President Trump does not strike anyone as a man who is willing to sacrifice himself; if Americans were ranked by that metric, he might be last. Power, however, seems very much a part of his sensibility.

That he lacks dignity is beyond question.

Love him or hate him, surely most will agree that Trump is the sort of man whose eyes are always and forever on his own prospects more than “the storm of history.” Neither “character” nor “self-discipline” are among his strengths. He is very nearly the opposite of the president who Pence lauded.

Yesterday, in an article about Michigan’s Hillsdale College and the commencement address that Pence delivered there this year, I argued that the Indiana politician acts in ways that suggest the morals and behaviors he claims to value most are not actually what he values most.

Lots of Hillsdale stakeholders emailed with similar concerns. And several pointed me to this speech, delivered at Hillsdale College and published in Imprimus, the digest that the institution sends out to alumni and potential donors, among others. Today, it serves as a striking illustration of a vast chasm: the chasm separating the qualities that good presidents should possess, as Pence once set them forth, from the qualities of the powerful man that Pence now publicly praises as a good president.

The dissonances go beyond that single passage. “The Constitution and the Declaration should be on a president’s mind all the time, as the prism through which the light of all question of governance passes,” Pence said. (Though we have—sometimes gradually, sometimes radically—moved away from this, we can move back to it.” Are the Constitution and Declaration always on Trump’s mind?

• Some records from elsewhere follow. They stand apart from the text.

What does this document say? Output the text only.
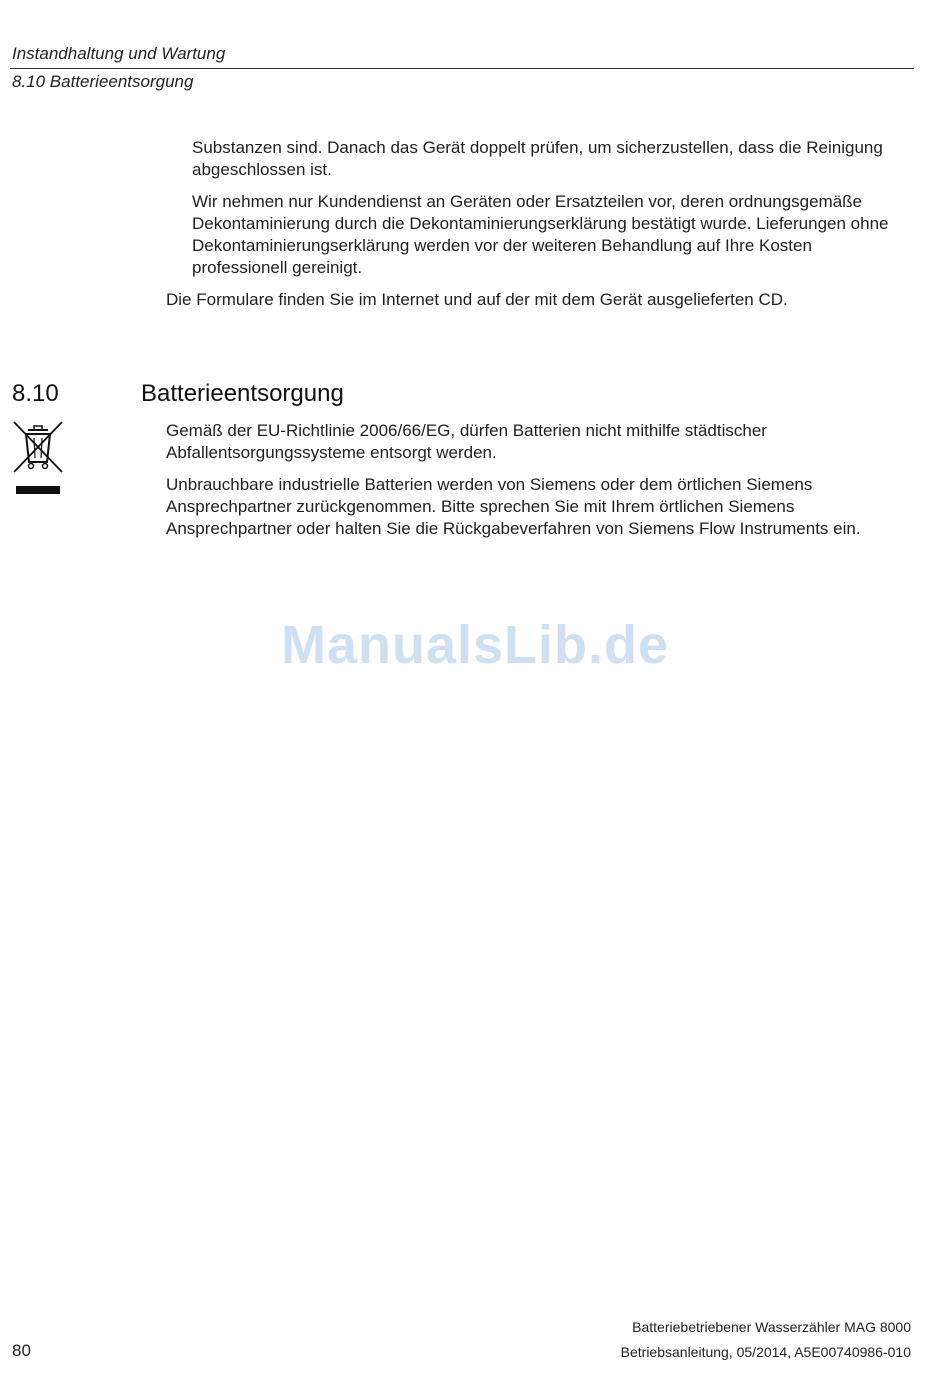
Instandhaltung und Wartung
8.10 Batterieentsorgung

Substanzen sind. Danach das Gerät doppelt prüfen, um sicherzustellen, dass die Reinigung abgeschlossen ist.

Wir nehmen nur Kundendienst an Geräten oder Ersatzteilen vor, deren ordnungsgemäße Dekontaminierung durch die Dekontaminierungserklärung bestätigt wurde. Lieferungen ohne Dekontaminierungserklärung werden vor der weiteren Behandlung auf Ihre Kosten professionell gereinigt.

Die Formulare finden Sie im Internet und auf der mit dem Gerät ausgelieferten CD.

8.10	Batterieentsorgung

Gemäß der EU-Richtlinie 2006/66/EG, dürfen Batterien nicht mithilfe städtischer Abfallentsorgungssysteme entsorgt werden.

Unbrauchbare industrielle Batterien werden von Siemens oder dem örtlichen Siemens Ansprechpartner zurückgenommen. Bitte sprechen Sie mit Ihrem örtlichen Siemens Ansprechpartner oder halten Sie die Rückgabeverfahren von Siemens Flow Instruments ein.

ManualsLib.de
Batteriebetriebener Wasserzähler MAG 8000
Betriebsanleitung, 05/2014, A5E00740986-010
80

They are most certainly not.

In another passage Pence spoke of the bully pulpit and its potential for abuse, especially when the president’s words can reach and influence the young. “Is the president, therefore, expected to turn away from this and other easy advantage?” Pence asks. “Yes,” he avers. “Like Harry Truman, who went to bed before the result on election night, he must know when to withdraw, to hold back, and to forgo attention, publicity, or advantage.”

Among all presidents, who would rank last on that metric?

“We serve neither him nor his vision,” Pence said. “It is not his job or his prerogative to redefine custom, law, and beliefs; to appropriate industries; to seize the country, as it were, by the shoulders or by the throat so as to impose by force of theatrical charisma his justice upon 300 million others.” And yet, here Pence is serving a theatrically charismatic man appropriating the micromanagement of industrial policy—and participating himself in a theatrical walkout at an NFL game in an effort to seize the country by the shoulders and impose a vision of what’s proper.

“You must always be wary,” Pence declared in 2010, “of a president who seems to float upon his own greatness.” Can you think of anyone who does that?

And Pence’s foreign-policy advice?

“You do not bow to kings,” he said. “Outside our shores, the president of the United States of America bows to no man.” Does a Saudi prince count?

“When in foreign lands,” Pence said, “you do not criticize your own country. You do not argue the case against the United States, but the case for it.”Here’s Donald Trump the day he met with Vladimir Putin in Helsinki:

By the standards that Pence set forth before he joined his political fate and his legacy to the president, Trump would appear to be an utter catastrophe.

Said Pence near the end of his speech, “I have never doubted that Providence can appear in history like the sun emerging from behind the clouds, if only as a reward for adherence to first principles.” If only America’s current leaders adhered to first principles enough to warrant rewarding.